When the school tested him and we got his scores she convinced herself that they weren't accurate based on the fact that it was "just some school person" doing the testing. When he was accepted to DYS based on those scores she admitted that maybe, just maybe he was a little smarter than average.

It is horribly frustrating to spend all day advocating with schools, then having to come home and advocate again.

Here is my recommendation to you. Have your DH sit down with him. Pick his favorite subject and have DH do a lesson with him. Have him do the same thing the next night. While all this bonding is going on, get online and pull the K-1 standards off the internet. Sit him down and show him what your DS should be doing according to the school district. Also print the standard that identifies the task your DS is doing with DH. Is it 3rd grade? Print it. If you want, you can go through the entire 3rd grade standard and highlight everything that your son is capable of completing.

I can't remember if you have test scores or not but if you do, get back online and print out the percentiles related to your DS. Show your DH that your son has been identified in the 94th% (whatever the number). Finally make him get on Davidson's site and take him to their library. Let him sit and read and read and read.

Finally, give your son a standards test, whatever grade you think he's working in. Tell your DH that you'll give it again at the end of the summer and if there hasn't been any improvement you'll let him go back to school. (if you're worried about this part, you can always teach to the test...PS do it all the time!)

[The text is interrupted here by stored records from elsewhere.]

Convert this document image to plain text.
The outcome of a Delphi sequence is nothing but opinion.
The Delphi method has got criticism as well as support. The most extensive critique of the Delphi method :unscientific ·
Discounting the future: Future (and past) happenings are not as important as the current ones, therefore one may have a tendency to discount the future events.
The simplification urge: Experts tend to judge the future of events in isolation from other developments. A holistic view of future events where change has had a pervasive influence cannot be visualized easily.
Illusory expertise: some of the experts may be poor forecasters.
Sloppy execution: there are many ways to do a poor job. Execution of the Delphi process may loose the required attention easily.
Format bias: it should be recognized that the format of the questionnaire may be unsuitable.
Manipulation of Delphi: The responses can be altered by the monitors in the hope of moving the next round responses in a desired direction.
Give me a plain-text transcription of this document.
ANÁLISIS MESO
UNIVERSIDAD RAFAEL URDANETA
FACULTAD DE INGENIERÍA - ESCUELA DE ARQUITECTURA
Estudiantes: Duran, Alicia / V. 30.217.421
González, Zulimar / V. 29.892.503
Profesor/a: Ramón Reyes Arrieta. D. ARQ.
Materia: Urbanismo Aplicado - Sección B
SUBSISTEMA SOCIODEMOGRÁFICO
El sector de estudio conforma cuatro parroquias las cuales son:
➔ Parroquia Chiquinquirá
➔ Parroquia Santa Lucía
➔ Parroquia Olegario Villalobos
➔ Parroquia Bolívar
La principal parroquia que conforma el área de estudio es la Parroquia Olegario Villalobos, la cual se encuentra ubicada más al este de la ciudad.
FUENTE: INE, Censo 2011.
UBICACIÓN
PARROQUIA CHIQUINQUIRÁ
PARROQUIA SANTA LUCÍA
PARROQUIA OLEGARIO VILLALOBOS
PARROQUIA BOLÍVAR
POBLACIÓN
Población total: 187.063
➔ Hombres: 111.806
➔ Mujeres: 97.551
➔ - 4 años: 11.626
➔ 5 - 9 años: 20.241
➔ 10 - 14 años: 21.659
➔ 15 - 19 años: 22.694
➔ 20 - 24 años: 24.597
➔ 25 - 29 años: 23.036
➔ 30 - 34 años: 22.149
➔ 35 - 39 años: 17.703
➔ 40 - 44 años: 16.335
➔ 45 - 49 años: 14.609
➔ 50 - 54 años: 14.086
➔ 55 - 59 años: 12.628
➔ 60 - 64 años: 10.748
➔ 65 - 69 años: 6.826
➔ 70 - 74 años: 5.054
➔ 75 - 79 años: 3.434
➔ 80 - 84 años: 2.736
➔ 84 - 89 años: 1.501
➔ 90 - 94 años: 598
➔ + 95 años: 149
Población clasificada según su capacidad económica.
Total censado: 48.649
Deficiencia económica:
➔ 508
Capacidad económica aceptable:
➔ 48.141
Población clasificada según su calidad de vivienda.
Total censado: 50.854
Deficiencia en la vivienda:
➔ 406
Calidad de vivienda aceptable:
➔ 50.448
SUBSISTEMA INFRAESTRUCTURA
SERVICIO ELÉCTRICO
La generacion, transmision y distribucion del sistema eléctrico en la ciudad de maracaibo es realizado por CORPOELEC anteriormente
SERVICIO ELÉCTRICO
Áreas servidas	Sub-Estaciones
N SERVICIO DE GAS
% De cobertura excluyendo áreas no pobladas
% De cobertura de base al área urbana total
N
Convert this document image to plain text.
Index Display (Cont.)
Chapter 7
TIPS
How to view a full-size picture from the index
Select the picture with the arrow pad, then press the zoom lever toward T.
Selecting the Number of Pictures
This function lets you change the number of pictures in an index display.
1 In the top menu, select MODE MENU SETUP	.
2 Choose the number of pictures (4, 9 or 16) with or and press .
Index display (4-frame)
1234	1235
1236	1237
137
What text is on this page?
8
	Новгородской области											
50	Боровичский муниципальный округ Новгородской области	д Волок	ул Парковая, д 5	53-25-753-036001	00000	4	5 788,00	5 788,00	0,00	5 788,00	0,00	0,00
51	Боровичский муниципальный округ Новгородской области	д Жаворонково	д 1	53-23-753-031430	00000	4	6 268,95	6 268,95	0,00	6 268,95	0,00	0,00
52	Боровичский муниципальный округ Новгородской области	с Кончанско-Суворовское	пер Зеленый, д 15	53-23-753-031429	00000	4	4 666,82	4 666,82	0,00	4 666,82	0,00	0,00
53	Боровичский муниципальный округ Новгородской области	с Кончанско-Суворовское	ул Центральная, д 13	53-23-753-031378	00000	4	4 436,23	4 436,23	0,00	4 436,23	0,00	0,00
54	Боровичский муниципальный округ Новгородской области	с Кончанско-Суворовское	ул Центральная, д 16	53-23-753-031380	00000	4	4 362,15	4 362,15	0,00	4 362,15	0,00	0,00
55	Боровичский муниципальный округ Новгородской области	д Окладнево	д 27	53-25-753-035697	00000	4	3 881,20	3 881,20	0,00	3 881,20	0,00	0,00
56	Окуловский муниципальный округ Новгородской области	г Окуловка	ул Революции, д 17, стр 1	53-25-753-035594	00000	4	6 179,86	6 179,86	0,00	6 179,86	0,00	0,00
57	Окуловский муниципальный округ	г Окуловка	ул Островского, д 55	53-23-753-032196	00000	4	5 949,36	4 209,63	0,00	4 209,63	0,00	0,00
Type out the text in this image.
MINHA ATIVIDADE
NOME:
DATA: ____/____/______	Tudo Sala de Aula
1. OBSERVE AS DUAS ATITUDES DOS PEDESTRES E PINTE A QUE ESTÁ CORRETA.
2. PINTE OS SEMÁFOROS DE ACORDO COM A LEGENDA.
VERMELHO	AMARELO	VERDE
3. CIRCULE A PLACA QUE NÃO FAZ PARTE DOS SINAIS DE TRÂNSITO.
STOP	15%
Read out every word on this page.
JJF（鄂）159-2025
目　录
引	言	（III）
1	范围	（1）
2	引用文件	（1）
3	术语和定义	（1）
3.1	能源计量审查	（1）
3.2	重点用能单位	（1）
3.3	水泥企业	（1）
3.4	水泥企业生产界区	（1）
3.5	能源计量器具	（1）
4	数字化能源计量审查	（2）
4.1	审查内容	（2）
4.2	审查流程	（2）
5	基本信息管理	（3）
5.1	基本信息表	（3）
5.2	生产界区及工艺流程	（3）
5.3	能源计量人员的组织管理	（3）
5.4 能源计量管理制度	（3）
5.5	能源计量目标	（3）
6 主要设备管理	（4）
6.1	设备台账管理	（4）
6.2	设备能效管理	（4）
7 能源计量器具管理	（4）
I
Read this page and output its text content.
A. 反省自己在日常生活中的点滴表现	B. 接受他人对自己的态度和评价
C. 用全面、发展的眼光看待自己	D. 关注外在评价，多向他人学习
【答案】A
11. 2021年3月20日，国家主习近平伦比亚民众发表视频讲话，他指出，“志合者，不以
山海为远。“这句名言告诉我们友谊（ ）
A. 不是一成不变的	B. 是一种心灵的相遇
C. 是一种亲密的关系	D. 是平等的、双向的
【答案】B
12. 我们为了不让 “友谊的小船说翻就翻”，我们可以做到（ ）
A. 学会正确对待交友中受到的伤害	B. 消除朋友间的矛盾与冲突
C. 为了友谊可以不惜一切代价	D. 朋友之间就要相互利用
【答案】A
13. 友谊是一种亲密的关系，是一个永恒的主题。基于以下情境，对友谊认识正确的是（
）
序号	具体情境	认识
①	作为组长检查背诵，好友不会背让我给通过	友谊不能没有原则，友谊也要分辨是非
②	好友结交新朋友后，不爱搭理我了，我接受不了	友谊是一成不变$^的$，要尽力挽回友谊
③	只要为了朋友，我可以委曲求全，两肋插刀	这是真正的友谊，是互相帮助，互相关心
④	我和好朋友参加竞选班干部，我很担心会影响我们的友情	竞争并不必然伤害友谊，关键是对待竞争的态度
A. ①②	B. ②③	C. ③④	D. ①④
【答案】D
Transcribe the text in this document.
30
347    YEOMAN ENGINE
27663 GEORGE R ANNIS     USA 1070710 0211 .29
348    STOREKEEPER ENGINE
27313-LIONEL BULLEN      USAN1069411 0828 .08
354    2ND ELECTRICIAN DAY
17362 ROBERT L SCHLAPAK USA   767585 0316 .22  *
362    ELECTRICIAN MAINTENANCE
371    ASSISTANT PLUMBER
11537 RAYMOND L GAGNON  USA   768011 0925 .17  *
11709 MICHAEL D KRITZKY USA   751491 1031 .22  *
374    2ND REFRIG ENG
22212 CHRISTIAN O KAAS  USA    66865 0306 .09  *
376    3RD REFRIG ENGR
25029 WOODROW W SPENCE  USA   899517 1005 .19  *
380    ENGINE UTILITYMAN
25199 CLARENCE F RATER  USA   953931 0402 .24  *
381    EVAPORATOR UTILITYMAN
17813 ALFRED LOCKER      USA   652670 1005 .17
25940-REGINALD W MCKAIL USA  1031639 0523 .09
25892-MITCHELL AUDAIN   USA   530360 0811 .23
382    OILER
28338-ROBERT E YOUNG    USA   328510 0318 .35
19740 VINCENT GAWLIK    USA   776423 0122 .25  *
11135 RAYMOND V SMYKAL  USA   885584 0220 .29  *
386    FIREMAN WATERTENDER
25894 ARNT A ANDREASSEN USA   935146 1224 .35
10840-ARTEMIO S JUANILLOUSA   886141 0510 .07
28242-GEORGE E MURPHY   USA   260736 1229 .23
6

My house is still full of disagreement where DS is concerned but it doesn't escalate like it used to. One of the biggest things that helped me plead my case was when DS asked his other mom why she didn't want him to learn anything new?

Keep doing what you know you have to do for your son. With the school out of the way now, you only have to advocate to one person and the access is much better!

Good Luck!! Keep us posted!


Shari
Mom to DS 10, DS 11, DS 13
Ability doesn't make us, Choices do!